Se entraba, y se entra, por una reja negra y alta a un jardín extraño, como torcido, con una porción de aparcamiento y tres cuartos de museo de árboles viejos. Se pasaba, y se pasa, frente a una escalera antiguamente grandiosa y en el último rincón, casi contra el muro que delimita el recinto, subiendo una rampa se entra al interior, cuyo espacio también es raro, con una especie de balcones laterales sin una funcionalidad bien definida y alguna columna que parece querer meterse en medio del escenario.
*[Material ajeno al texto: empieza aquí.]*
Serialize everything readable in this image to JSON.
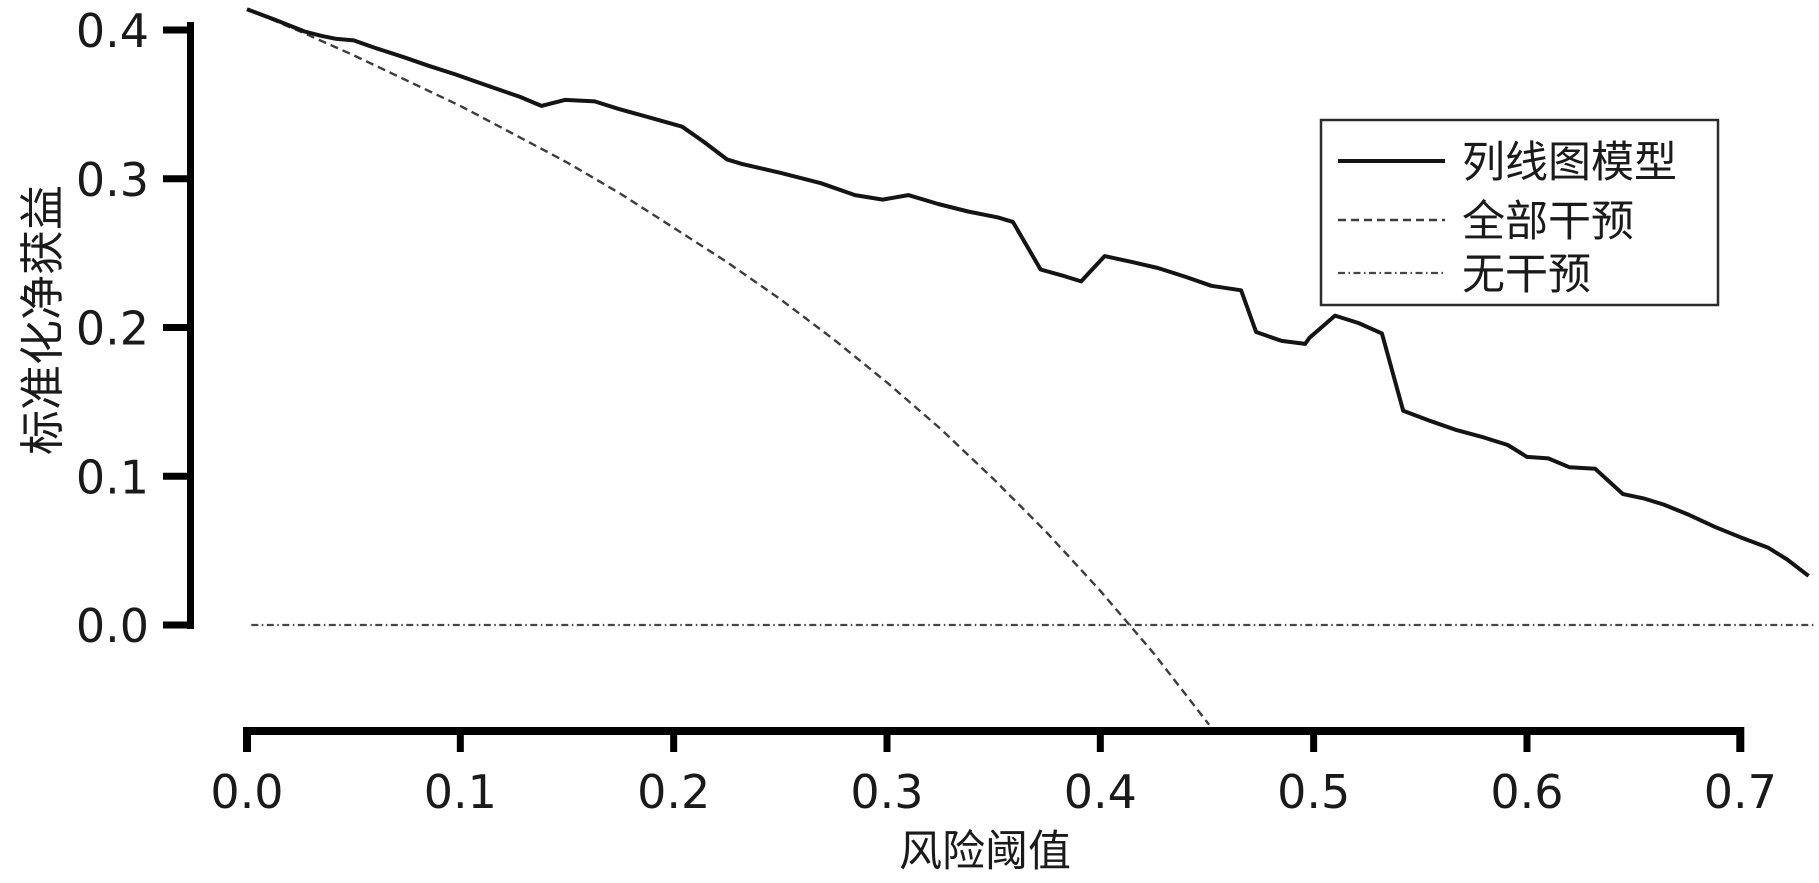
{
  "chart_data": {
    "type": "line",
    "title": "",
    "xlabel": "风险阈值",
    "ylabel": "标准化净获益",
    "xlim": [
      0.0,
      0.73
    ],
    "ylim": [
      -0.07,
      0.414
    ],
    "x_ticks": [
      0.0,
      0.1,
      0.2,
      0.3,
      0.4,
      0.5,
      0.6,
      0.7
    ],
    "y_ticks": [
      0.0,
      0.1,
      0.2,
      0.3,
      0.4
    ],
    "grid": false,
    "legend_position": "upper right",
    "axis_color": "#000000",
    "series": [
      {
        "name": "列线图模型",
        "style": "solid",
        "color": "#141414",
        "points": [
          [
            0.0,
            0.414
          ],
          [
            0.013,
            0.407
          ],
          [
            0.027,
            0.399
          ],
          [
            0.035,
            0.396
          ],
          [
            0.042,
            0.394
          ],
          [
            0.05,
            0.393
          ],
          [
            0.06,
            0.388
          ],
          [
            0.073,
            0.382
          ],
          [
            0.085,
            0.376
          ],
          [
            0.098,
            0.37
          ],
          [
            0.108,
            0.365
          ],
          [
            0.118,
            0.36
          ],
          [
            0.128,
            0.355
          ],
          [
            0.138,
            0.349
          ],
          [
            0.149,
            0.353
          ],
          [
            0.163,
            0.352
          ],
          [
            0.174,
            0.347
          ],
          [
            0.194,
            0.339
          ],
          [
            0.204,
            0.335
          ],
          [
            0.214,
            0.325
          ],
          [
            0.225,
            0.313
          ],
          [
            0.232,
            0.31
          ],
          [
            0.25,
            0.304
          ],
          [
            0.269,
            0.297
          ],
          [
            0.285,
            0.289
          ],
          [
            0.298,
            0.286
          ],
          [
            0.31,
            0.289
          ],
          [
            0.324,
            0.283
          ],
          [
            0.338,
            0.278
          ],
          [
            0.352,
            0.274
          ],
          [
            0.359,
            0.271
          ],
          [
            0.372,
            0.239
          ],
          [
            0.382,
            0.235
          ],
          [
            0.391,
            0.231
          ],
          [
            0.402,
            0.248
          ],
          [
            0.415,
            0.244
          ],
          [
            0.427,
            0.24
          ],
          [
            0.44,
            0.234
          ],
          [
            0.452,
            0.228
          ],
          [
            0.466,
            0.225
          ],
          [
            0.473,
            0.197
          ],
          [
            0.485,
            0.191
          ],
          [
            0.496,
            0.189
          ],
          [
            0.498,
            0.193
          ],
          [
            0.51,
            0.208
          ],
          [
            0.521,
            0.203
          ],
          [
            0.532,
            0.196
          ],
          [
            0.542,
            0.144
          ],
          [
            0.555,
            0.137
          ],
          [
            0.567,
            0.131
          ],
          [
            0.58,
            0.126
          ],
          [
            0.591,
            0.121
          ],
          [
            0.6,
            0.113
          ],
          [
            0.61,
            0.112
          ],
          [
            0.62,
            0.106
          ],
          [
            0.632,
            0.105
          ],
          [
            0.645,
            0.088
          ],
          [
            0.655,
            0.085
          ],
          [
            0.664,
            0.081
          ],
          [
            0.676,
            0.074
          ],
          [
            0.688,
            0.066
          ],
          [
            0.7,
            0.059
          ],
          [
            0.713,
            0.052
          ],
          [
            0.722,
            0.044
          ],
          [
            0.732,
            0.033
          ]
        ]
      },
      {
        "name": "全部干预",
        "style": "dashed",
        "color": "#3c3c3c",
        "points": [
          [
            0.0,
            0.414
          ],
          [
            0.025,
            0.399
          ],
          [
            0.05,
            0.383
          ],
          [
            0.075,
            0.366
          ],
          [
            0.1,
            0.349
          ],
          [
            0.125,
            0.33
          ],
          [
            0.15,
            0.311
          ],
          [
            0.175,
            0.29
          ],
          [
            0.2,
            0.267
          ],
          [
            0.225,
            0.244
          ],
          [
            0.25,
            0.219
          ],
          [
            0.275,
            0.192
          ],
          [
            0.3,
            0.163
          ],
          [
            0.325,
            0.132
          ],
          [
            0.35,
            0.098
          ],
          [
            0.375,
            0.062
          ],
          [
            0.4,
            0.023
          ],
          [
            0.425,
            -0.019
          ],
          [
            0.451,
            -0.067
          ]
        ]
      },
      {
        "name": "无干预",
        "style": "dashdot",
        "color": "#454545",
        "points": [
          [
            0.002,
            0.0
          ],
          [
            0.735,
            0.0
          ]
        ]
      }
    ]
  }
}
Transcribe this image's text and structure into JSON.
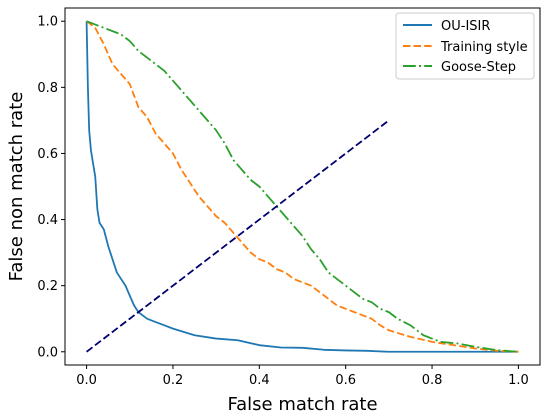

No sé si aquella construcción fue en otros tiempos una cochera de carruajes o un depósito de cadáveres de animales para la facultad de veterinaria u otra cosa, pero a partir de los años noventa, se convirtió en un lugar mágico: el Teatro del Albéitar. Se apagaban las luces y espontáneamente nos callábamos para que se obrase el milagro. Cualesquiera historias de cualesquiera personajes de cualesquiera latitudes, que nunca habrían llamado la atención de los productores de la industria del cine o del teatro, habían llegado hasta esa sala.
Hubo películas y actuaciones y música y exposiciones. He visto allí hasta indios del Rajastán con turbante demostrar que inventaron el flamenco; pero sobre todo, recuerdo, no sé por qué, un ciclo de los orígenes del cine. La sala multitudinariamente repleta un día de diario en torno al silencio del cine mudo: ‘Caligari’, ‘El Golem’… Y entre aquellas películas de entonces me acuerdo muchas veces de un film, un cortometraje de Chaplin que nunca volví a ver hasta ahora que escribo este recuerdo: ‘Carreras sofocantes’ de 1914.
El gran vagabundo tímido, elegante y sentimental, asiste a una carrera infantil de bólidos locos por la ciudad que está siendo filmada a manivela. Charlot, intrigado por el cine, da la espalda al espectáculo y entra en plano cada poco, una y otra vez hasta que al final es echado a patadas. Chaplin deja de mirar la realidad para observar la cámara, curioso de su interior y motivado por salir grabado; sabedor de que algo prodigioso sucede en torno al cinematógrafo no pierde de vista el objetivo y a la vez quiere ser personaje de esa otra realidad que se está haciendo. De alguna forma como nosotros, que íbamos a aquel cine medio escondido en la ciudad para soñar que ese mundo distinto que se veía en la pantalla hiciera diferente nuestra realidad.
Las últimas veces que he ido al Albéitar me he sentido todavía joven porque el resto de público era mayor que yo, parecía que se hubiera fijado una generación al sitio. Dicen que los jóvenes, aunque sean universitarios, no aprecian la cultura, no la necesitan, por lo menos en los términos en los que la disfrutamos antes, pero quién no necesita como Chaplin mirar al misterio de dentro de la cámara, quién no quiere penetrar en esa otra realidad para cambiar la suya. Ahora, que el año pasado se cumplieron treinta años del Albéitar y ya que en los próximos días se inaugura un nuevo rectorado en la universidad, habría que plantearse cómo atraer a los jóvenes a la cultura que es de ellos.